L’édit de création ne fait pas référence à des précédents mais on peut considérer que ce type de péage a existé de façon intermittente et qu’il trouve son origine dans la fondation même de Villefranche en 1295.

L’histoire de ce péage est fertile en incidents de toutes sortes. Il n’est en effet pas très naturel de percevoir une telle imposition en mer ouverte comme c’est le cas ici.

Le cadre géographique dans lequel s’applique le « Droit de 2% » est en effet difficile à définir. La limite de contrôle et d’intervention est fixée à 100 milles de la côte. La tentation de passer le plus au large possible pour éviter de payer est forte.

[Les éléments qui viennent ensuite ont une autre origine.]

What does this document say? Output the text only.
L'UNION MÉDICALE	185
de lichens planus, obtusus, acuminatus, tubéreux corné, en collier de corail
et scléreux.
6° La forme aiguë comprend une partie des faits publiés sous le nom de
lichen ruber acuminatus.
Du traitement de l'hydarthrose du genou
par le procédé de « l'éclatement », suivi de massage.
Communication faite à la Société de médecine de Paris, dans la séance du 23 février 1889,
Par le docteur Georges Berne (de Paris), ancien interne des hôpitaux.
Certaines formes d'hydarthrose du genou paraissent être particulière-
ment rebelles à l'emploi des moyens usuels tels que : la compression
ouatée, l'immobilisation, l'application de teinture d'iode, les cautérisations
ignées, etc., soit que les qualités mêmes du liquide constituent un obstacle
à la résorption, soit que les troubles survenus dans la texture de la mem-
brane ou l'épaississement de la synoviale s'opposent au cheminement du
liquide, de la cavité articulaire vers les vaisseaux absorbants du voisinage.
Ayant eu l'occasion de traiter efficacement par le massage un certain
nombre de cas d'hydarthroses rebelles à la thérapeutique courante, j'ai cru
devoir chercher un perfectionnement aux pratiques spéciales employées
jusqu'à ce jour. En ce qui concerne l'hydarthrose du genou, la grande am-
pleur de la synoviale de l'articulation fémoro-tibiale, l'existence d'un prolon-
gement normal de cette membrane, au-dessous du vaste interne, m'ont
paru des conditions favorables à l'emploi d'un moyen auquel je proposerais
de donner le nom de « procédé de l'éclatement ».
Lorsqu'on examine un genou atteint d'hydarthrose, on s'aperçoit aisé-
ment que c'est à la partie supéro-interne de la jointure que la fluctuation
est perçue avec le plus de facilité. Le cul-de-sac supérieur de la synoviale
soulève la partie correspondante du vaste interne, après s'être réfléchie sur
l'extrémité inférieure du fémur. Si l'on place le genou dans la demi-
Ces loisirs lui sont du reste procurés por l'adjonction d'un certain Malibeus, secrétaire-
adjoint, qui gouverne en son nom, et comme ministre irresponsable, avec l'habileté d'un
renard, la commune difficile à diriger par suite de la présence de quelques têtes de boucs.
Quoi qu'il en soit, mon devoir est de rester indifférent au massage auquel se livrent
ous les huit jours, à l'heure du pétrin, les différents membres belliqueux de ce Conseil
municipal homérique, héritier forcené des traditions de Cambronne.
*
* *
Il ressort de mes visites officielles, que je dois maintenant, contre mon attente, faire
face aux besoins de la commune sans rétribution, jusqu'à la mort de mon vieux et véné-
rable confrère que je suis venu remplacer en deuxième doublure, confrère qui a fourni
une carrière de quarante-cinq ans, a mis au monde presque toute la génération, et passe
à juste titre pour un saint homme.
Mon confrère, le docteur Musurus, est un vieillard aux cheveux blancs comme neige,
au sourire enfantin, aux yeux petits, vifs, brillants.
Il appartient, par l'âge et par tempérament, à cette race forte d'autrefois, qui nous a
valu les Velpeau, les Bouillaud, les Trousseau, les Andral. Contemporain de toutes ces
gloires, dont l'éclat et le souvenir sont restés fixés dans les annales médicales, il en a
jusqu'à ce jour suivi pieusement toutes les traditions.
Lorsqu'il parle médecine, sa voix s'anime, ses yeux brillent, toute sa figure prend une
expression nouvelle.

On comprend mieux ce type de perception lorsqu’il se pratique dans un espace resserré, tel un détroit.

On pourrait citer des exemples de tels droits de mer, mais là n’est pas le sujet. L’analyse montrerait que ces péages du type « Droit de mer » sont beaucoup moins nombreux qu’il n’y paraît. Le Saint-Empire et l’Eglise se sont employés dès le XIe siècle à faire disparaitre ces péages qui s’étaient multipliés pendant les périodes d’insécurité.

 

L’édit de création du Droit de Villefranche est daté du 28 février 1558 et il est publié à Bruxelles dans le château du duc de Brabant. Que fait donc Emmanuel Philibert à Bruxelles ? Une brève mise en perspective historique est nécessaire parce qu’elle éclaire l’origine du Droit de Villefranche. Emmanuel Philibert est duc de Savoie depuis la mort de son père Charles III en 1553. Mais il est un prince sans terres. Hormis Nice et quelques villes en Piémont il a perdu tous ses territoires. Depuis 1521, les guerres dites de « Rivalité » sont passées par là. Les Français ont envahi la Savoie puis le Piémont. Rien n’a pu freiner le conflit entre François I et Charles-Quint.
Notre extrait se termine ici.